Courtney Brown
Courtney Brown is an interactive sound artist, Argentine tango dancer, and computer music researcher. She is a doctoral candidate in Digital Media and Performance at Arizona State University, and a graduate of Dartmouth’s Electroacoustic Master’s Program. A former Fulbright Fellow, she developed interactive Argentine tango dance during her residency in Buenos Aires, Argentina. This on-going project gives dancers agency over music, their movements driving real-time musical composition within an Argentine tango social dance context.
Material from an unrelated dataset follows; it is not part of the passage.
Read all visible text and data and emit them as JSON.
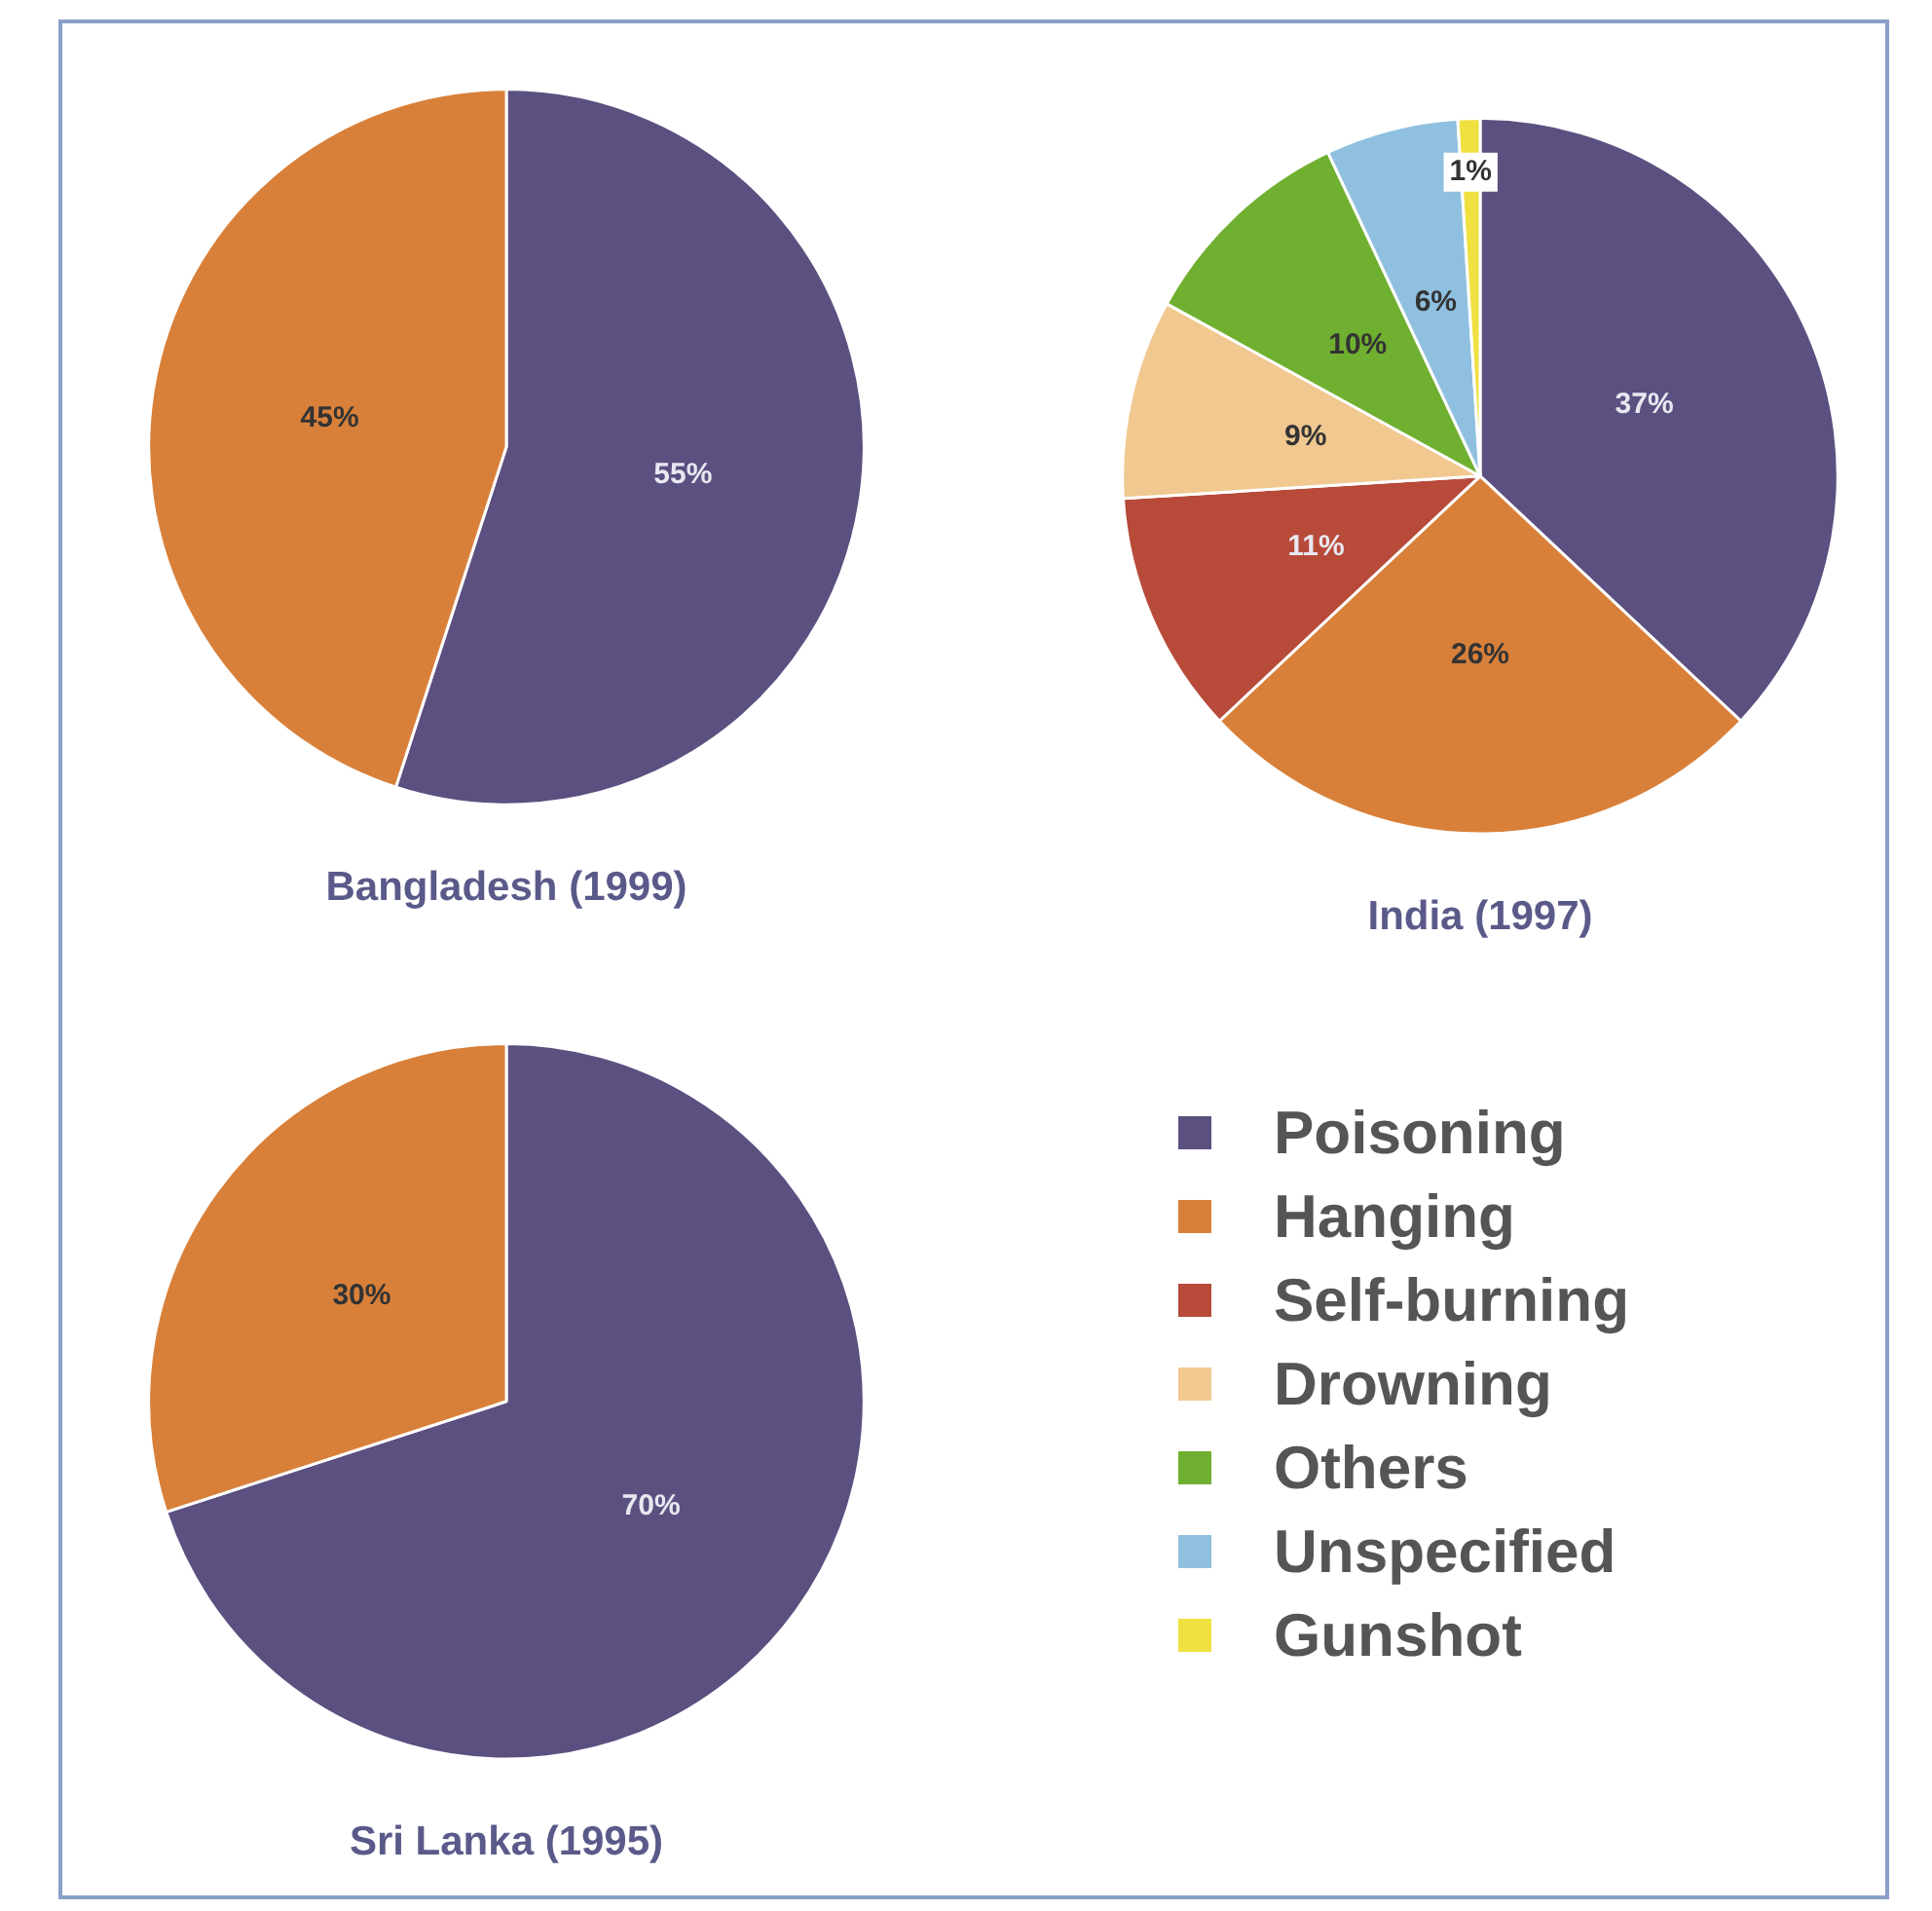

Through the physical act of creating sound, her works are a catalyst for investigating and altering embodied experience. Her continuing project, ‘Rawr! A Study in Sonic Skulls’, allows both gallery visitors and musical performers to give voice to an extinct lambeosaurine hadrosaur. Users know the dinosaur through the controlled exhalation of their breath, how the compression of the lungs leads to a roar or a whisper. Her work, ‘Every Night I Lose Control’, a solo cabaret act of interactive works designed for inevitable performer failure and loss of musical agency, explores fractured states of embodiment, bodily limitations, and the aesthetics of losing control. Mirroring the intimate relationship between musician and instrument, her use of musical interface demands vulnerability of the part of the participant or performer.